Swee-ree, swee-ree, swee-ree
, came its song from the distance, a piercing call that plucked at Ivy’s heart. ‘Wait!’ she cried. ‘Come back!’

And to her amazement, it did. Rounding the treetops, it soared towards her and flew a circle above her head, bright eyes watching her all the while. She’d heard that piskeys had a special rapport with animals, but she’d thought that was something only hunters did. She’d never guessed that she could do it, too.

‘What are you?’ she asked, her voice soft with wonder. The bird didn’t answer, of course, but it dipped a little lower. And then a second bird of the same kind came flashing across the hillside to join it, and the two of them chased each other in dizzying spirals across the sky.

It was like magic, and music, and dancing, all at once. And as Ivy’s heart soared with them she knew, as surely as she knew her own name, that this was the bird she wanted to be.

‘Are you sure?’ asked the faery that night, tearing a piece off the loaf Ivy had brought him. ‘Small, forked tail, dark all over? And it stayed aloft the whole time, without coming to land?’

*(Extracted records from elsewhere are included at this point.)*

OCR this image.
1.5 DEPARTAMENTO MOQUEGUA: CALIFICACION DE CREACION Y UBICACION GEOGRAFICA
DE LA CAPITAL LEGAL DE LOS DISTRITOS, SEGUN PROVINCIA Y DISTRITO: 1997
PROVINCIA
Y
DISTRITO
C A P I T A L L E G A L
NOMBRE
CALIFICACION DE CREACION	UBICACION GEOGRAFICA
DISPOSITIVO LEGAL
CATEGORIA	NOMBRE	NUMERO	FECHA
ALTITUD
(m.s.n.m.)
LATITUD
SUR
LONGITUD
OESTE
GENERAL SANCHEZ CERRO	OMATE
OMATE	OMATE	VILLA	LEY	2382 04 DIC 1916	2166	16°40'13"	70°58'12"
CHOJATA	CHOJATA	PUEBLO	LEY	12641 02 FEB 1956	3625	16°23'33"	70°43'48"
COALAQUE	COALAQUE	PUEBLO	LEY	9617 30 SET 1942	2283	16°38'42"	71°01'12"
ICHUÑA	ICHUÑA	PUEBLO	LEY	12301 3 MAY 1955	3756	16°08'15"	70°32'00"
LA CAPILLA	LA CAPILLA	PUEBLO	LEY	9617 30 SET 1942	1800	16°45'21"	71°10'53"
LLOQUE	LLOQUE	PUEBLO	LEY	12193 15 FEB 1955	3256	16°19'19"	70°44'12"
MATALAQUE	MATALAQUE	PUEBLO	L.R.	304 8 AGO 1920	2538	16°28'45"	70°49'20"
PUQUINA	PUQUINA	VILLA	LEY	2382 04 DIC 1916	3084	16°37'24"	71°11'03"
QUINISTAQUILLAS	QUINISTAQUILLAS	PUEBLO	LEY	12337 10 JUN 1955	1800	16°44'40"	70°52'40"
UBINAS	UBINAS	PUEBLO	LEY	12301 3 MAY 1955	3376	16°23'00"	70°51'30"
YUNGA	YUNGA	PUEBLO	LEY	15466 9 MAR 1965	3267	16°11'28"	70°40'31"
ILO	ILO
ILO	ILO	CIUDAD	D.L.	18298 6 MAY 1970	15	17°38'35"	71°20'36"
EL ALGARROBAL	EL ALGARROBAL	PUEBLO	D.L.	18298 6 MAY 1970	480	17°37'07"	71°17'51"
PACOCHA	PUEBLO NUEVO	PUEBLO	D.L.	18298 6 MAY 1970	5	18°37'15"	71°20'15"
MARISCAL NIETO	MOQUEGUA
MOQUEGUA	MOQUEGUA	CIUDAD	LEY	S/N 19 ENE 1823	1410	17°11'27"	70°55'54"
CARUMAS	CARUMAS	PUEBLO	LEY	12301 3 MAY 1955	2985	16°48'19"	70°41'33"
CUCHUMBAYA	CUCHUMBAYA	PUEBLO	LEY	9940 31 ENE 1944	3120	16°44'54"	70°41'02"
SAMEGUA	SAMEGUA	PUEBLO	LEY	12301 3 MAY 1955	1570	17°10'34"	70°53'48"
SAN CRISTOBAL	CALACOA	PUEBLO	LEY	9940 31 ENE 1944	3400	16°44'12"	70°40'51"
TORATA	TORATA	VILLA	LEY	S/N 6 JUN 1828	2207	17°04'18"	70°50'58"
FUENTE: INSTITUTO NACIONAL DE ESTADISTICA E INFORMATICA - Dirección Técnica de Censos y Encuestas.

Ivy nodded. She’d stayed as long as she dared studying the little birds, so late that she’d nearly bumped into Mica and Mattock coming back from their trip to Redruth. A quick invisibility spell had protected her, but she still felt sick every time she thought about how close she’d come to being caught. ‘So what kind of bird is it?’ she asked. ‘Does it have a name?’

‘It’s a swift. They’re not resident birds. They winter in Africa and stay here only four or five months of the year. You’re
certain
that’s the one?’

‘Why do you keep asking me that?’ asked Ivy. ‘I thought you’d be pleased. If I fly then so do you, remember?’

‘Believe me,’ said the prisoner, ‘I haven’t forgotten for an instant.’ He chewed another mouthful before going on, ‘It’s just a bit unusual. I’ve never met anyone who shaped a swift before. So are you ready for the next step?’

‘Of course,’ said Ivy.

‘Then tell me. What do swifts eat?’

‘I’m…not sure. Insects?’

‘Well, you’d better find out, because you’re going to be eating it yourself.’ His gaze held hers, relentless. ‘How does a swift drink? Where does it sleep? How long can it fly, how high, how far? What predators does it fear, and how does it avoid them? How does it behave around other swifts?’

She had no answers for any of those. ‘Why does any of that matter?’ she asked. ‘All I want to do is fly.’